|VERBREE, CAROLINE - Eth Zurich|
|SCHMELCHER, MATHIAS - Eth Zurich|
|LOESSNER, MARTIN - Eth Zurich|
Submitted to: Meeting Abstract
Publication Type: Abstract Only
Publication Acceptance Date: 5/21/2014
Publication Date: N/A
Technical Abstract: Mastitis in dairy cows is a widespread infection of the mammary glands that leads to high losses in dairy production. Most members of the Gram-positive genus Staphylococcus can cause mastitis, with Staphylococcus S. aureus being one of the major pathogens. Intramammary application of antibiotics is a commonly used treatment, but due to increasing drug resistance and low efficacy, there is a need for alternative treatment methods. The use of bacteriophage endolysins (peptidoglycan hydrolases; PGH), which exhibit lytic activity against Gram-positive bacteria, constitutes a promising approach. However, a crucial requirement for novel anti-mastitis drugs is high activity in cow milk. In this work, a PGH collection consisting of over 180 PGH constructs (parental enzyme, truncations and fusions) from two different labs was screened for proteins with high activity in milk using a novel 96-well plate-based screening protocol.

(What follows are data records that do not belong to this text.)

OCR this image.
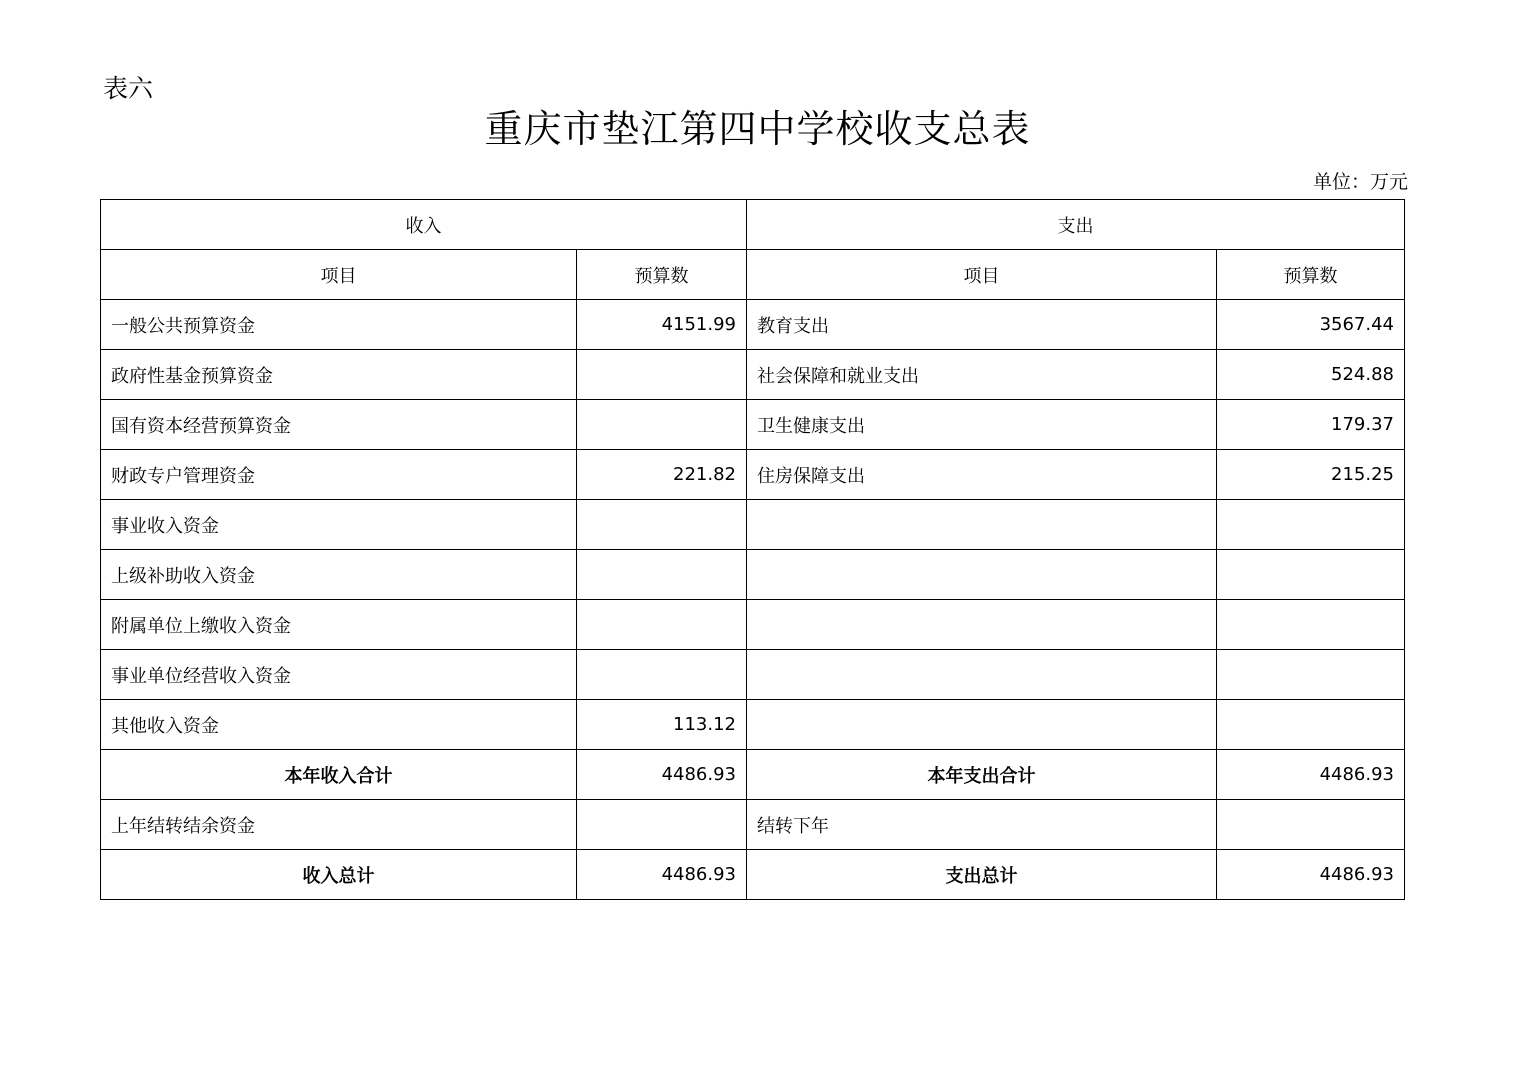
表六
重庆市垫江第四中学校收支总表
单位：万元
收入		支出	
项目	预算数	项目	预算数
一般公共预算资金	4151.99	教育支出	3567.44
政府性基金预算资金		社会保障和就业支出	524.88
国有资本经营预算资金		卫生健康支出	179.37
财政专户管理资金	221.82	住房保障支出	215.25
事业收入资金			
上级补助收入资金			
附属单位上缴收入资金			
事业单位经营收入资金			
其他收入资金	113.12		
本年收入合计	4486.93	本年支出合计	4486.93
上年结转结余资金		结转下年	
收入总计	4486.93	支出总计	4486.93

Nine promising protein candidates were identified and subsequently analyzed by viable count assays with S. aureus-inoculated milk in an effort to further narrow down the selection of enzymes. The constructs Ami2638 and CHAPK_CWT-LST were identified as the most effective proteins, with activities similar to that of the reportedly strong PGH antimicrobial Lysostaphin. Since the two selected enzymes and Lysostaphin together represent three different types of catalytic specificity (MurNAc-L-Ala amidase; D-Ala-Gly endopeptidase; Gly-Gly endopeptidase), they were further analyzed for potential synergistic effects. Classical checkerboard assays in growth media revealed strong synergy between CHAPK_CWT-LST and Lysostaphin, moderate synergy between CHAPK_CWT-LST and Ami2638, and weak synergy between Ami2638 and Lysostaphin. A modified checkerboard assay using milk instead of broth, as well as time-kill experiments demonstrated synergy in milk against S. aureus for CHAPK_CWT-LST and Lysostaphin, CHAPK_CWT-LST and Ami2638, and the combination of all three proteins. The most effective combination (CHAPK_CWT-LST and Lysostaphin) was shown to be active against all strains within a collection of S. aureus and coagulase-negative Staphylococcus mastitis isolates. The results of this work together with previously published data suggest high potential of the identified proteins as antimicrobials for treatment of mastitis and support their further characterization in animal models.